Using science and Big Data analysis to create a talent identification platform

Profile 90 aims to take the guesswork out of talent spotting in sport

For generations those in the sporting world have used instinct, hunches and gut feeling to identify talent, but that could all change if the new scouting technology created by Dublin-based startup, Profile 90, catches on.

The company is using science and Big Data analysis to create a talent identification platform that co-founder, psychiatrist Dr Jag Basra, says will revolutionise how talent is identified and measured. “It is the first scouting technology to combine a multi-focus on physical attributes, mental fitness and the social behaviour of players,” she says.

The platform is not sport specific, however the company’s initial focus is on UK and US soccer with rugby and cricket to follow. So far Profile 90 has gone live with UK clubs, Burnley and Peterborough United while another 11 clubs across the UK, Europe, the US and India have signed up for paid trials.

Basra says football academy success rates are very low at 3-5 per cent and this hasn’t changed much in 20 years.
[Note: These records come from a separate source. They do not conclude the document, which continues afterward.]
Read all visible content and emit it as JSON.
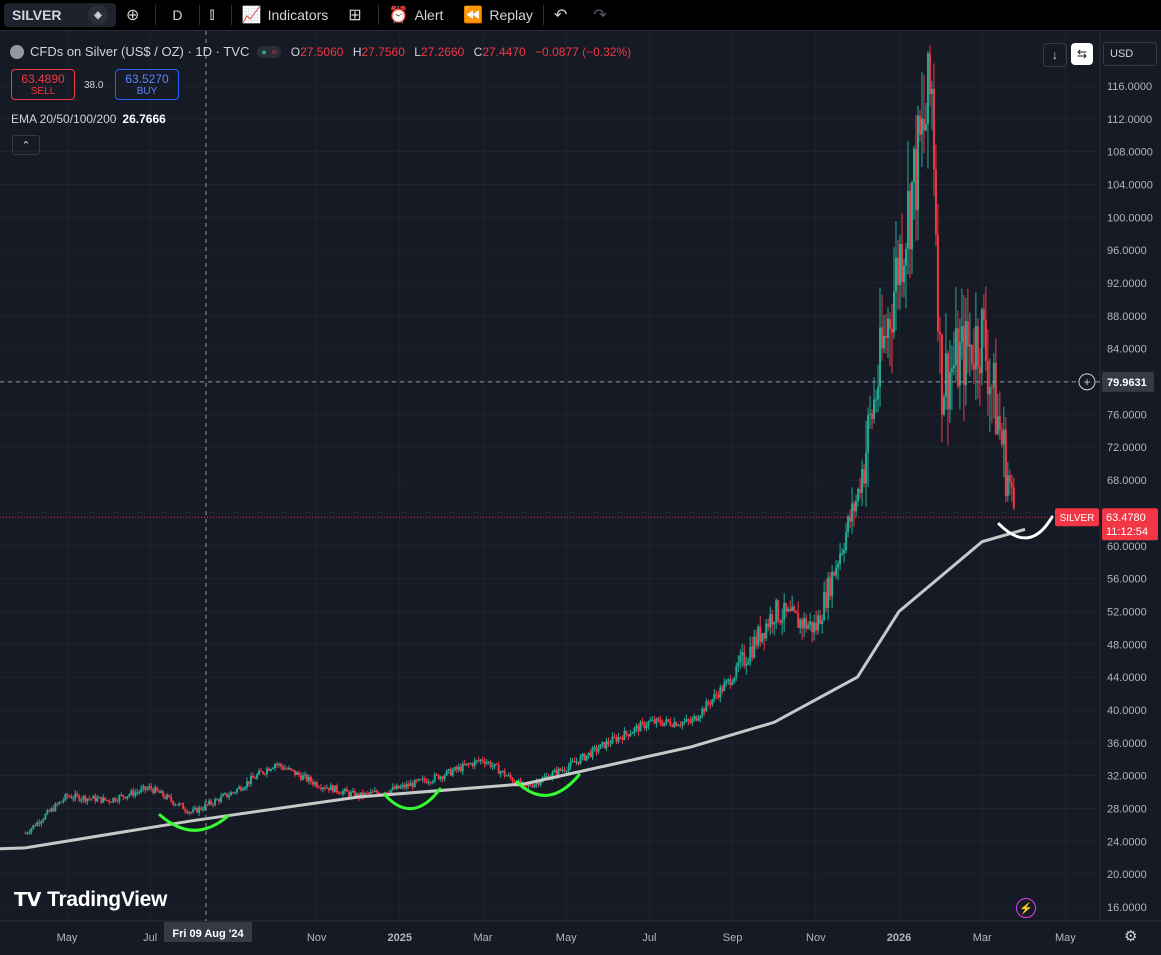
{
  "toolbar": {
    "symbol": "SILVER",
    "interval": "D",
    "indicators_label": "Indicators",
    "alert_label": "Alert",
    "replay_label": "Replay"
  },
  "legend": {
    "title": "CFDs on Silver (US$ / OZ) · 1D · TVC",
    "open_label": "O",
    "open": "27.5060",
    "high_label": "H",
    "high": "27.7560",
    "low_label": "L",
    "low": "27.2660",
    "close_label": "C",
    "close": "27.4470",
    "change": "−0.0877 (−0.32%)"
  },
  "trade": {
    "sell_price": "63.4890",
    "sell_label": "SELL",
    "spread": "38.0",
    "buy_price": "63.5270",
    "buy_label": "BUY"
  },
  "ema": {
    "label": "EMA 20/50/100/200",
    "value": "26.7666"
  },
  "currency": "USD",
  "crosshair": {
    "price_label": "79.9631",
    "date_label": "Fri 09 Aug '24"
  },
  "last_price": {
    "symbol_tag": "SILVER",
    "price": "63.4780",
    "countdown": "11:12:54"
  },
  "brand": "TradingView",
  "colors": {
    "up": "#22ab94",
    "down": "#f23645",
    "ema": "#c8c8c8",
    "annot_green": "#33ff33",
    "annot_white": "#ffffff",
    "bg": "#161a25"
  },
  "chart_data": {
    "type": "candlestick",
    "symbol": "SILVER",
    "x_axis_ticks": [
      "May",
      "Jul",
      "Nov",
      "2025",
      "Mar",
      "May",
      "Jul",
      "Sep",
      "Nov",
      "2026",
      "Mar",
      "May"
    ],
    "y_axis_ticks": [
      "116.0000",
      "112.0000",
      "108.0000",
      "104.0000",
      "100.0000",
      "96.0000",
      "92.0000",
      "88.0000",
      "84.0000",
      "80.0000",
      "76.0000",
      "72.0000",
      "68.0000",
      "64.0000",
      "60.0000",
      "56.0000",
      "52.0000",
      "48.0000",
      "44.0000",
      "40.0000",
      "36.0000",
      "32.0000",
      "28.0000",
      "24.0000",
      "20.0000",
      "16.0000"
    ],
    "ylim": [
      14.5,
      120
    ],
    "price_path": [
      {
        "x": "2024-04",
        "y": 25.0
      },
      {
        "x": "2024-05",
        "y": 29.5
      },
      {
        "x": "2024-06",
        "y": 29.0
      },
      {
        "x": "2024-07",
        "y": 30.5
      },
      {
        "x": "2024-08",
        "y": 27.5
      },
      {
        "x": "2024-09",
        "y": 30.0
      },
      {
        "x": "2024-10",
        "y": 33.5
      },
      {
        "x": "2024-11",
        "y": 31.0
      },
      {
        "x": "2024-12",
        "y": 29.5
      },
      {
        "x": "2025-01",
        "y": 30.5
      },
      {
        "x": "2025-02",
        "y": 32.0
      },
      {
        "x": "2025-03",
        "y": 34.0
      },
      {
        "x": "2025-04",
        "y": 30.5
      },
      {
        "x": "2025-05",
        "y": 33.0
      },
      {
        "x": "2025-06",
        "y": 36.0
      },
      {
        "x": "2025-07",
        "y": 38.5
      },
      {
        "x": "2025-08",
        "y": 38.5
      },
      {
        "x": "2025-09",
        "y": 44.0
      },
      {
        "x": "2025-10",
        "y": 52.0
      },
      {
        "x": "2025-11",
        "y": 50.0
      },
      {
        "x": "2025-12",
        "y": 66.0
      },
      {
        "x": "2026-01",
        "y": 95.0
      },
      {
        "x": "2026-01-end",
        "y": 116.0
      },
      {
        "x": "2026-02",
        "y": 80.0
      },
      {
        "x": "2026-03",
        "y": 86.0
      },
      {
        "x": "2026-03-end",
        "y": 63.5
      }
    ],
    "ema_line": [
      {
        "x": "2024-04",
        "y": 23.2
      },
      {
        "x": "2024-08",
        "y": 26.5
      },
      {
        "x": "2024-12",
        "y": 29.4
      },
      {
        "x": "2025-04",
        "y": 31.0
      },
      {
        "x": "2025-08",
        "y": 35.5
      },
      {
        "x": "2025-10",
        "y": 38.5
      },
      {
        "x": "2025-12",
        "y": 44.0
      },
      {
        "x": "2026-01",
        "y": 52.0
      },
      {
        "x": "2026-03",
        "y": 60.5
      }
    ],
    "grid": true
  }
}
On the other hand, football transfer fees have increased 40-fold since the 1990s. “Profile 90 will improve success rates for academies, ultimately reducing the cost of first team player acquisitions and generating revenue from the sale of better academy talent,” she says. “When talents like Neymar (a Brazilian player) go for record-breaking numbers in excess of €200m, identifying youth talent better becomes increasingly more important as this is what adds monetary value to a club.”
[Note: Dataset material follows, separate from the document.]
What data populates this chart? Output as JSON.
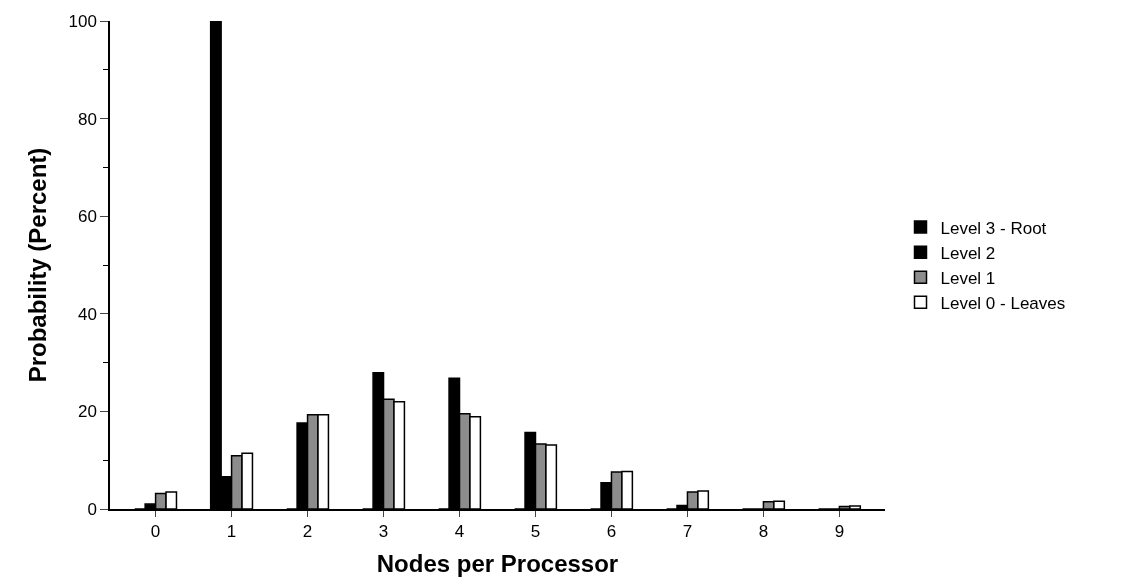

Profile 90 was set up in October 2016 and employs seven with more jobs on the way. The team behind the company includes Basra who has experience of working with UEFA, the IFA and Premier League clubs on mental health, skills and resilience and co-founder, Trevor Keane, who established sports-related startup, Sportego, in 2015. The company’s commercial and finance boss is Mal Brannigan, former chief executive of Sheffield United and its technical partner is Zoosh whose chief executive, Mervyn Graham (a former head of business planning and operations at Nokia/Siemens), has been the project’s technical lead.
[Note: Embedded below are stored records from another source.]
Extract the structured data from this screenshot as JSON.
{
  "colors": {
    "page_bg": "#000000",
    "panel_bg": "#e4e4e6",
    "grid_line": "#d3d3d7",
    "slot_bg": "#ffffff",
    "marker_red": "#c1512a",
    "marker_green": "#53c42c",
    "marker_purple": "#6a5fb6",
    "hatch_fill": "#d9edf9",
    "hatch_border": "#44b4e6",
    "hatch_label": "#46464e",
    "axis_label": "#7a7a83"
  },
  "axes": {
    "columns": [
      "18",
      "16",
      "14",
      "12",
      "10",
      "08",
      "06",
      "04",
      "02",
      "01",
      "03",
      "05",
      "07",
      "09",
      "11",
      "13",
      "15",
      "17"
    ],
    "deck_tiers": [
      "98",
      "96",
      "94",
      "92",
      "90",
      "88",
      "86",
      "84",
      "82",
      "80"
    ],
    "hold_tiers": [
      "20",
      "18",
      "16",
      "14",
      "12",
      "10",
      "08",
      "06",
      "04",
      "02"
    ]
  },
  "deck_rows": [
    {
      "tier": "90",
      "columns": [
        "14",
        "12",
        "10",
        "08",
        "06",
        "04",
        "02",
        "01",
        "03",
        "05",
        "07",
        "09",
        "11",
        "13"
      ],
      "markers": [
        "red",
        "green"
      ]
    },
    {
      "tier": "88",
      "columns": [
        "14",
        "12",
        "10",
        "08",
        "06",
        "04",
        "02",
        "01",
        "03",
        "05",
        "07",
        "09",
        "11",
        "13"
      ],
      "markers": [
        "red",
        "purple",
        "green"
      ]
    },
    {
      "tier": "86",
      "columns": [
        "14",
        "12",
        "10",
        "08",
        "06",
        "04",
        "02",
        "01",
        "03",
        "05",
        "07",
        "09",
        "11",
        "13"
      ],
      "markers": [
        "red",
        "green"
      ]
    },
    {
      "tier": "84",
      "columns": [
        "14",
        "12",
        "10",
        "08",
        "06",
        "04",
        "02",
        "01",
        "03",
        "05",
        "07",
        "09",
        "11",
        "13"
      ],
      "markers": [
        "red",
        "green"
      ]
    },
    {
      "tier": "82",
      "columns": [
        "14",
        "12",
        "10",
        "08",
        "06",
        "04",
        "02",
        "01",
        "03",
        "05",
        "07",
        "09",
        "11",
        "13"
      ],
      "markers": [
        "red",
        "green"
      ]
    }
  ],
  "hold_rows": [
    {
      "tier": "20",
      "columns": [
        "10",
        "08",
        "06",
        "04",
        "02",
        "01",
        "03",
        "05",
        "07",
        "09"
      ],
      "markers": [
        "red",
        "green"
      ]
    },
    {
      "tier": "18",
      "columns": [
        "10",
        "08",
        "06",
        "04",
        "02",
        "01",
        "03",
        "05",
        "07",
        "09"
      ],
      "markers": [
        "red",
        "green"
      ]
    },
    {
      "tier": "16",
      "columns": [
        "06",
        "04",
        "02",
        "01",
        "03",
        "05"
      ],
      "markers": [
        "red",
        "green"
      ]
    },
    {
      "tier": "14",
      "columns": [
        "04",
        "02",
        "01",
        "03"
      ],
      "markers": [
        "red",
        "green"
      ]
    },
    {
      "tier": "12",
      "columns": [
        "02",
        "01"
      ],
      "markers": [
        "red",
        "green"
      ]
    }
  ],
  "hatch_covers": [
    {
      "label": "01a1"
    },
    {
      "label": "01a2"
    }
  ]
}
“The idea came from Trev’s previous experience in sport and my experience in working with UEFA with coaches and footballers,” Basra says.  “I was constantly being asked how we could capture and understand someone’s mindset and how my insights (from psychiatry) could be used to identify top-level talent more effectively. They knew the technical, tactical and physical aspects required for a top player, but wanted to learn about the psychological aspect. Our unique selling point is that we can provide digital psychological profiling that allows clubs to understand who their players are before they sign them.

“The Football Association has four cornerstone pillars when they are looking at talent: physical/tactical, technical, psychological and social. The interesting thing for us was 50 per cent of the pillars – the psychological and social – were being missed,” Basra adds. “This led us to start carrying out qualitative and quantitative research on the talent identification process. We quickly realised the problem of low success rates was monumental and solutions limited.”

Clubs signing up to Profile 90 pay a monthly subscription rate and must commit for a year. The cost varies depending on the level of service a club wants. Profile 90 works on any digital device but will typically be used as a phone app by talent scouts who will input all the data they have on a young talent and then request a psychological profile to round out the picture. The young person completes the profiling questions privately on their phone or tablet.

It has cost around €150,000 to bring the business this far. Funding has come from the founders, Zoosh and the NDRC where the company recently finished the Launchpad accelerator. Profile 90 is in the process of raising €500,000 to accelerate its roll out in the US.